Notice: $ h=2$ , and $k = -1$.

Draw a mapping diagram and graph of $R$ yourself, or consider the GeoGebra figures and table below.

Martin Flashman, Nov. 1, 2013, Created with GeoGebra

Notice how the points on the graph are paired with the points on the mapping diagram.

Given a point / number, $x$, on the source line, there is a unique arrow meeting the target line at the point / number, $R(x) = \frac {x-2}{(x+1)^3}$. which corresponds to the rational function's value for $x$

Check the box in Geogebra to see more points and arrows corresponding to data on the table.

When the point in the domain is $0$, the arrow points to $R(0) = \frac {(-2)^2}{1^3} = 4$ visualizing the "Y-intercept" on the graph of $R$.

The X- intercepts are the values for $a$ on the domain axis from which the arrow hits the number $0$ on the target.

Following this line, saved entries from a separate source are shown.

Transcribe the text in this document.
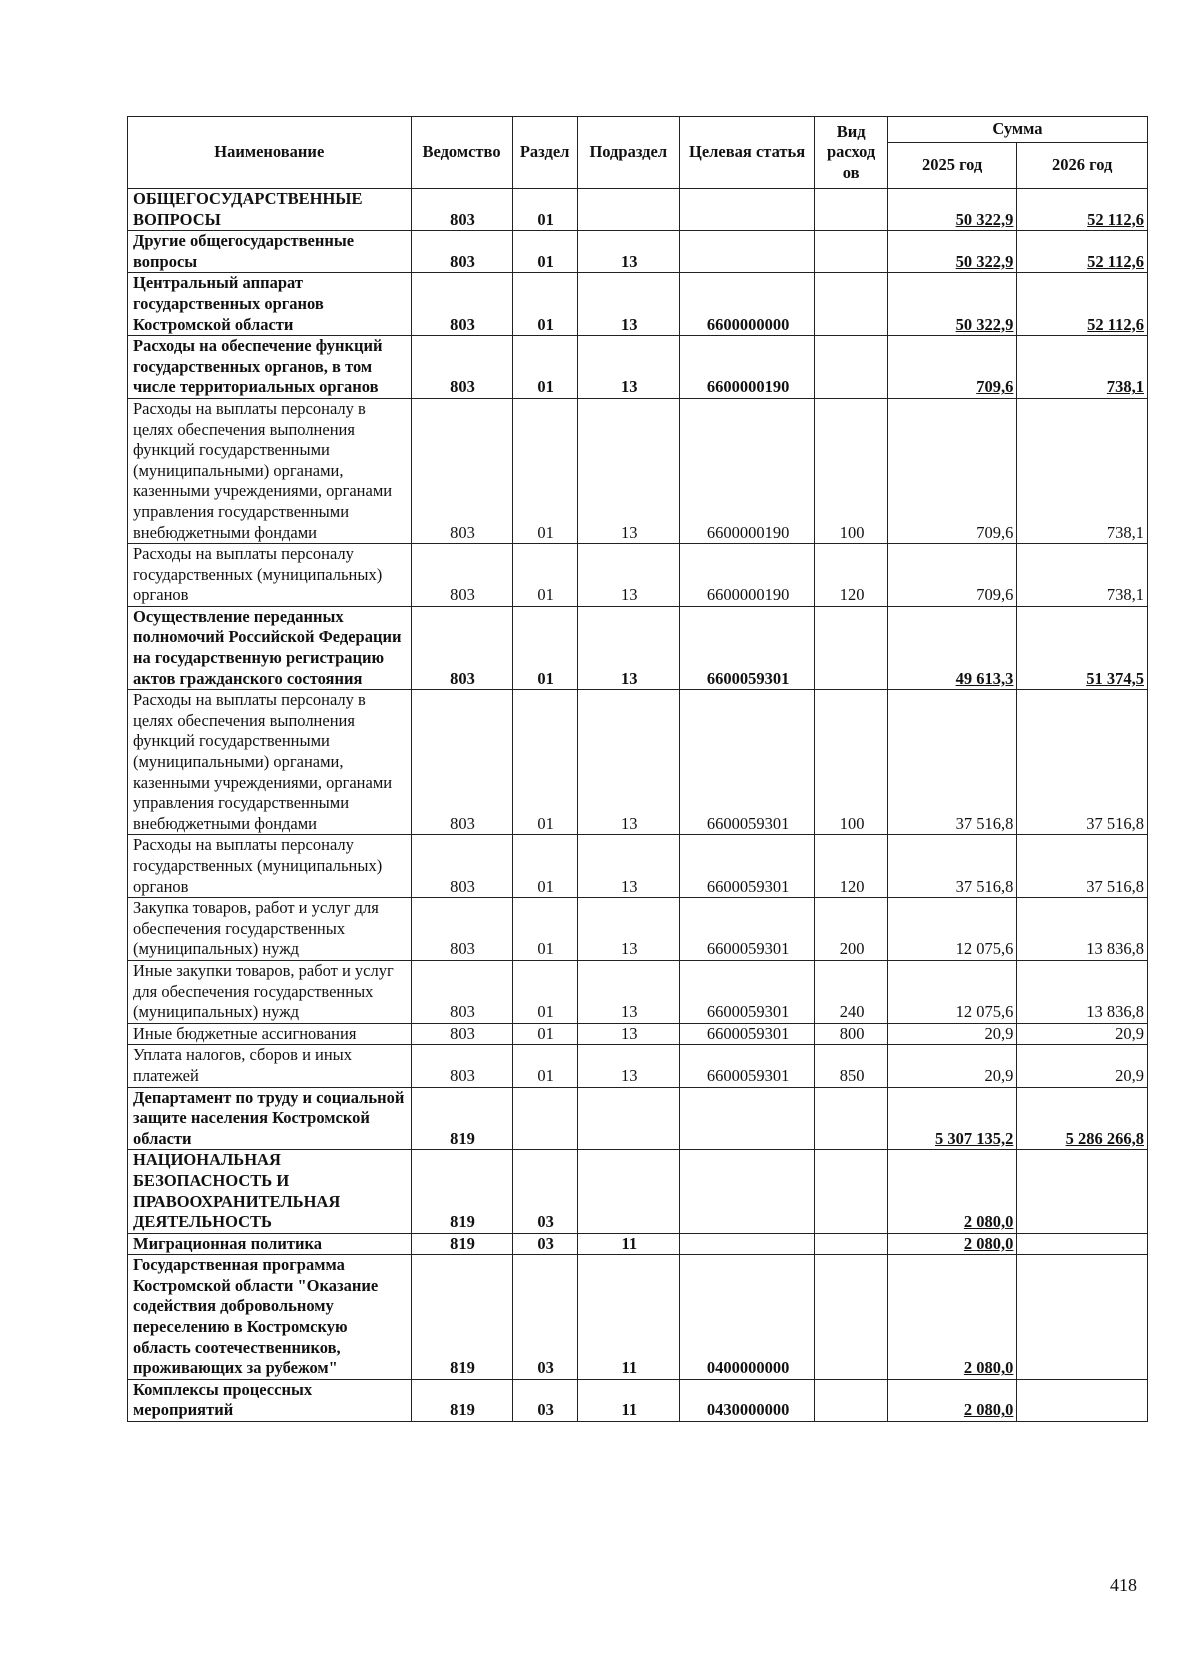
Наименование	Ведомство	Раздел	Подраздел	Целевая статья	Вид расход ов	Сумма	
						2025 год	2026 год
ОБЩЕГОСУДАРСТВЕННЫЕ ВОПРОСЫ	803	01				50 322,9	52 112,6
Другие общегосударственные вопросы	803	01	13			50 322,9	52 112,6
Центральный аппарат государственных органов Костромской области	803	01	13	6600000000		50 322,9	52 112,6
Расходы на обеспечение функций государственных органов, в том числе территориальных органов	803	01	13	6600000190		709,6	738,1
Расходы на выплаты персоналу в целях обеспечения выполнения функций государственными (муниципальными) органами, казенными учреждениями, органами управления государственными внебюджетными фондами	803	01	13	6600000190	100	709,6	738,1
Расходы на выплаты персоналу государственных (муниципальных) органов	803	01	13	6600000190	120	709,6	738,1
Осуществление переданных полномочий Российской Федерации на государственную регистрацию актов гражданского состояния	803	01	13	6600059301		49 613,3	51 374,5
Расходы на выплаты персоналу в целях обеспечения выполнения функций государственными (муниципальными) органами, казенными учреждениями, органами управления государственными внебюджетными фондами	803	01	13	6600059301	100	37 516,8	37 516,8
Расходы на выплаты персоналу государственных (муниципальных) органов	803	01	13	6600059301	120	37 516,8	37 516,8
Закупка товаров, работ и услуг для обеспечения государственных (муниципальных) нужд	803	01	13	6600059301	200	12 075,6	13 836,8
Иные закупки товаров, работ и услуг для обеспечения государственных (муниципальных) нужд	803	01	13	6600059301	240	12 075,6	13 836,8
Иные бюджетные ассигнования	803	01	13	6600059301	800	20,9	20,9
Уплата налогов, сборов и иных платежей	803	01	13	6600059301	850	20,9	20,9
Департамент по труду и социальной защите населения Костромской области	819					5 307 135,2	5 286 266,8
НАЦИОНАЛЬНАЯ БЕЗОПАСНОСТЬ И ПРАВООХРАНИТЕЛЬНАЯ ДЕЯТЕЛЬНОСТЬ	819	03				2 080,0	
Миграционная политика	819	03	11			2 080,0	
Государственная программа Костромской области "Оказание содействия добровольному переселению в Костромскую область соотечественников, проживающих за рубежом"	819	03	11	0400000000		2 080,0	
Комплексы процессных мероприятий	819	03	11	0430000000		2 080,0	
418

For this function, that value is $a=2$, the value of $h$.

Since when $x=-1$, $x+1 =0$, $R$ is not defined at $x=-1$. Since $x=-1$ is not a root of $x-2$, $x=-1$ is a pole for $R$.

You can check this by moving $x$ to $2$ and $-1$ on the GeoGebra mapping diagram.

You can change the power of the denominator to explore the effect of that being even or odd.